I have a student whose win rate is 71%, which sounds pretty good, right? But his risk-reward ratio is only 1:1.5, so he still ends up breaking even—neither winning nor losing. This is the problem many people face. They either trade too often, dozens or even hundreds of trades a day, itching to enter at signals; or they trade too little, only four trades a week, and then think their win rate is especially high.

The key is this: before entering a trade, you need to think clearly. What's your maximum acceptable loss? Then, see if the market can give you a chance to make 15 or 20. If yes, then enter; if not, wait. That’s disciplined trading.

Many people also have a misconception that winning several days in a row proves their true skill. Actually, that’s just because the sample size is too small. You should evaluate your win rate over a month—that’s the real reflection of yourself. If you find your win rate is particularly low, it might be because you're trading too frequently, or choosing poor entry points, or setting stops too tight.
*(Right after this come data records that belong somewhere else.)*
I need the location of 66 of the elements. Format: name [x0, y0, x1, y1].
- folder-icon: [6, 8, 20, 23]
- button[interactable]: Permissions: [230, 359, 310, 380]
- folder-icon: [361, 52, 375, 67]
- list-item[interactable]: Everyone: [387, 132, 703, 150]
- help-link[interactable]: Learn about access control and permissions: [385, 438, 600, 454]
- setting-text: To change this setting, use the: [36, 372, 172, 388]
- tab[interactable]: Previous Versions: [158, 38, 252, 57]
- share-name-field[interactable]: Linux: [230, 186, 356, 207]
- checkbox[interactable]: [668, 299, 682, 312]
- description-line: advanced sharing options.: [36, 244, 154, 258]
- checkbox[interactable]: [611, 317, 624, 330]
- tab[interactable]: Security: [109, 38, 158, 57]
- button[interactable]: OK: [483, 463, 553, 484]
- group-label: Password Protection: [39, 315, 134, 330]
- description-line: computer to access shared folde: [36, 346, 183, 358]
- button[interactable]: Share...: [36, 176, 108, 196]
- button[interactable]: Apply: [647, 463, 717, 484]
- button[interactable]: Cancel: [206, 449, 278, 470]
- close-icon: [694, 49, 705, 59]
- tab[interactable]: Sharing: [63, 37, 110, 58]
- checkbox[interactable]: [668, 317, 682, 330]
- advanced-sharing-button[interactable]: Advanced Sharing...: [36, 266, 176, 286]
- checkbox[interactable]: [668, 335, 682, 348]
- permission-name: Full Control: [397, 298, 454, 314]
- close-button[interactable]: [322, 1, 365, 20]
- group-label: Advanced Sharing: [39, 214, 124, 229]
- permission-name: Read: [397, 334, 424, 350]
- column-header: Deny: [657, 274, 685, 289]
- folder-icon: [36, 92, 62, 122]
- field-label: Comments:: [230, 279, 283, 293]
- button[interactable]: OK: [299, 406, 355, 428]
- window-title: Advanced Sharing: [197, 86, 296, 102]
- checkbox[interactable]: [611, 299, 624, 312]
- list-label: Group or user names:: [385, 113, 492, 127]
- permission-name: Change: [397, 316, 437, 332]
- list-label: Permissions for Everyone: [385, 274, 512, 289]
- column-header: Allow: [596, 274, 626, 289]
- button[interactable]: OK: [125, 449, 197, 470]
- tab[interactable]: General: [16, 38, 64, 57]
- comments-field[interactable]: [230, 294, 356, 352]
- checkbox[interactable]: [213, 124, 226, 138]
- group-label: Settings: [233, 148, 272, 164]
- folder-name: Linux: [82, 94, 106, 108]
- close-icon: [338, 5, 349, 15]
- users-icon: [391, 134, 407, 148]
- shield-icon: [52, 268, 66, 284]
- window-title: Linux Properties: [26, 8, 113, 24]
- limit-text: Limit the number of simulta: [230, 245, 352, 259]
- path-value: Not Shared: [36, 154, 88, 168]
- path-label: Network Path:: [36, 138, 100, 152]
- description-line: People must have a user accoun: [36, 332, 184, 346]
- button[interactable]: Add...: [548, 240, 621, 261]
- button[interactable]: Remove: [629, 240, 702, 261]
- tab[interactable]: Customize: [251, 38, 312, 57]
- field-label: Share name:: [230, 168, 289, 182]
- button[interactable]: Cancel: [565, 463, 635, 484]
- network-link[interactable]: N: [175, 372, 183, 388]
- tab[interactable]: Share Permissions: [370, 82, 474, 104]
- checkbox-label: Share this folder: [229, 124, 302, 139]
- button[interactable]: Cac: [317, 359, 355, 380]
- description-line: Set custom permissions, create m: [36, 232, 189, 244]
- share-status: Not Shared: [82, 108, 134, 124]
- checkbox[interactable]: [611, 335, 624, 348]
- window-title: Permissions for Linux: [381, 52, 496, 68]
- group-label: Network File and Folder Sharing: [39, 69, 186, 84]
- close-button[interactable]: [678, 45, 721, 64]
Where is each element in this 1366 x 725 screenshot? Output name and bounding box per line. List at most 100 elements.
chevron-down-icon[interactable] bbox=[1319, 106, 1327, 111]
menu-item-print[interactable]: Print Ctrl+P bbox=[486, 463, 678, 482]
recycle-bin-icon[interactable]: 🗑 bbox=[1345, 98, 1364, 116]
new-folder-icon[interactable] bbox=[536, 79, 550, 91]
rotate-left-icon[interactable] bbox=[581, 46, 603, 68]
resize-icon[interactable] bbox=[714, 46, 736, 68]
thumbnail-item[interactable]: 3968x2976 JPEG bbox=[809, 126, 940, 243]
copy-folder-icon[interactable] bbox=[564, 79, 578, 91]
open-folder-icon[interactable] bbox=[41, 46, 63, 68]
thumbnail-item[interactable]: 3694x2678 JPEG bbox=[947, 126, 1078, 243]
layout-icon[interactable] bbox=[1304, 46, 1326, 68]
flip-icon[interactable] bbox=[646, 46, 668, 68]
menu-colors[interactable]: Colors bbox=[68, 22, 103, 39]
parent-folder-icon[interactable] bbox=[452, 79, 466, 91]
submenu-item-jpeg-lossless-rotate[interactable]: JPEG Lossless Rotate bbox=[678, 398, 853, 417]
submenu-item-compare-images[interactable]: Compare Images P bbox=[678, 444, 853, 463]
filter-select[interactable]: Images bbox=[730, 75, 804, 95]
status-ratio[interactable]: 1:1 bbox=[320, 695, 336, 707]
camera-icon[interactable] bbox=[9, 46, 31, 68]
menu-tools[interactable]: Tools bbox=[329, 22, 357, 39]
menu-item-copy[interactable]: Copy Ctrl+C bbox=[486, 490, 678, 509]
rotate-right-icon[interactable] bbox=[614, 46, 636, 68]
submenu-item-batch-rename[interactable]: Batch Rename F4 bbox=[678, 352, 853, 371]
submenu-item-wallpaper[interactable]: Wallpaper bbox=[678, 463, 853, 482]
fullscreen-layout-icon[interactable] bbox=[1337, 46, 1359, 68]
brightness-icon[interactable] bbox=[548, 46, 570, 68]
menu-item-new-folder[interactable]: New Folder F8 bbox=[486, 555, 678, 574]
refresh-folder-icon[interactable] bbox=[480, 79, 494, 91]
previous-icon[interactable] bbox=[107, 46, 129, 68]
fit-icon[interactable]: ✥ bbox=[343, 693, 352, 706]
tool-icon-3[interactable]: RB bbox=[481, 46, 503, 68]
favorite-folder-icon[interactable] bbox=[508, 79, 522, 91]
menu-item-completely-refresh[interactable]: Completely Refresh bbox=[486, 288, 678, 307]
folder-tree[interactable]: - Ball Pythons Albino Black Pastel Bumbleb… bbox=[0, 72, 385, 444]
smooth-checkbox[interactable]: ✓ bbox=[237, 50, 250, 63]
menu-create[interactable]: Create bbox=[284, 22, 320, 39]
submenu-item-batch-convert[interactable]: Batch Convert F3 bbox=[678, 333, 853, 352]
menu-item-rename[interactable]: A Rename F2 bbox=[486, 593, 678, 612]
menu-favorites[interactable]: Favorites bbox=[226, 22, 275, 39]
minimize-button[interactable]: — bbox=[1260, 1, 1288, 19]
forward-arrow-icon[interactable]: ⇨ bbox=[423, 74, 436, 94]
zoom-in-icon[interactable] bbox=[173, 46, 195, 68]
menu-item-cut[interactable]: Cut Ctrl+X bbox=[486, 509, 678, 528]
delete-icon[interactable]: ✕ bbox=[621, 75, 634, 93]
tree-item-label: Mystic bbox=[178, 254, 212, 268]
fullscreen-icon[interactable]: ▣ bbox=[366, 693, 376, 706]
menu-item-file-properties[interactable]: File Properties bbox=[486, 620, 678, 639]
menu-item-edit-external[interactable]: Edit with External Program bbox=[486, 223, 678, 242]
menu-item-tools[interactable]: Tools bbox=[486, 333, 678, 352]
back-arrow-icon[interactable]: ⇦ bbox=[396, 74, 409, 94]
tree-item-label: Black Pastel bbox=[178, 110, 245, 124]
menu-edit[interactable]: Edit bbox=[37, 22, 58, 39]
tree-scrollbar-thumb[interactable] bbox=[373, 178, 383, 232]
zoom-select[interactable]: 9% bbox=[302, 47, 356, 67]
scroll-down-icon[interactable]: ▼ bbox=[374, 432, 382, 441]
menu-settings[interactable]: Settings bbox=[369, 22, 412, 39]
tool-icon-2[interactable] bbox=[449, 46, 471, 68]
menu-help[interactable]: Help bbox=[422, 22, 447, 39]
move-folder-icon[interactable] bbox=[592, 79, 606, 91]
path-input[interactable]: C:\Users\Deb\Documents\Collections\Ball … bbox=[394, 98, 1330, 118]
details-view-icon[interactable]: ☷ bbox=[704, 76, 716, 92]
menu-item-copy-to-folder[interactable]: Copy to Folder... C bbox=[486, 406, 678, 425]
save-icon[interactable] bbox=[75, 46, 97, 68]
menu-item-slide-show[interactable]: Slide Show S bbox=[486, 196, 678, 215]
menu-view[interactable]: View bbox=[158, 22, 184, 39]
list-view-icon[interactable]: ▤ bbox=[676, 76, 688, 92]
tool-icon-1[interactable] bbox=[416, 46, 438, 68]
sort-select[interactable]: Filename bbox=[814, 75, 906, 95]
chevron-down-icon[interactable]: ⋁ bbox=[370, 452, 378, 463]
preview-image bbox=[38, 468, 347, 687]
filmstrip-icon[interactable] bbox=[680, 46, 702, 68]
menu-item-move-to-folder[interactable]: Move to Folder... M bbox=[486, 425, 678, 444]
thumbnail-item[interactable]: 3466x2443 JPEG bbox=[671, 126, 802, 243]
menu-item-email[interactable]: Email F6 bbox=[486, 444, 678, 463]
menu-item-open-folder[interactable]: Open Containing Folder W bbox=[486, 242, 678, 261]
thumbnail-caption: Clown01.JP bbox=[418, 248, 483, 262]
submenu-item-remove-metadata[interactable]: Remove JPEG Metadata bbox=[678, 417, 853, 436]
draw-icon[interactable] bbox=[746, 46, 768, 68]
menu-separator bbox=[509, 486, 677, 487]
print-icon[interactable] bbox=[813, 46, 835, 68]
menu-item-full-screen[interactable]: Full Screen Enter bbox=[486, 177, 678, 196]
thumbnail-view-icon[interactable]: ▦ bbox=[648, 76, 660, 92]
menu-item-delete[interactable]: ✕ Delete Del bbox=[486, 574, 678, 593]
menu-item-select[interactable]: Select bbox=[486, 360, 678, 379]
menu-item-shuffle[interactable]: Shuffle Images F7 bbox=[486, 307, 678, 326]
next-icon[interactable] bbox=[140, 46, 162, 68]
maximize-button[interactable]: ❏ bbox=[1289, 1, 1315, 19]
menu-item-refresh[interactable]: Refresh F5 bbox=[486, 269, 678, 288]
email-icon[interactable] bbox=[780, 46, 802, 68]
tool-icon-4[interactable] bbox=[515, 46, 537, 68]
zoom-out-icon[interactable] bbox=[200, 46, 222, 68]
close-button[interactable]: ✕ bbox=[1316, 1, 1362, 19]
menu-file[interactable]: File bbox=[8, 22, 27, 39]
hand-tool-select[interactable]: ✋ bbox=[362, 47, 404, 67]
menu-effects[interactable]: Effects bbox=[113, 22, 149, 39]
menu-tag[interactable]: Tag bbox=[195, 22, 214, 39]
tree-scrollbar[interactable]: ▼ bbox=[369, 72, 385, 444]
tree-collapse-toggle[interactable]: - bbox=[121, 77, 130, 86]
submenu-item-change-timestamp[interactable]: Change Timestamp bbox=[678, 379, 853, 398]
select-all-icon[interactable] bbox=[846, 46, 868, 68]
I suggest you record every trade you make. Over the long term, you'll be able to see your true win rate and risk-reward ratio. Only then can you understand what kind of trades you're good at—whether you prefer range-bound, trending, or rebound trades. Once you find a trading style that suits you, your risk-reward ratio and win rate will naturally improve.

In short, the risk-reward ratio is the core factor that determines whether you can make steady money. You can have a low win rate, but as long as your risk-reward ratio is good, you can still win. That’s why I keep emphasizing its importance.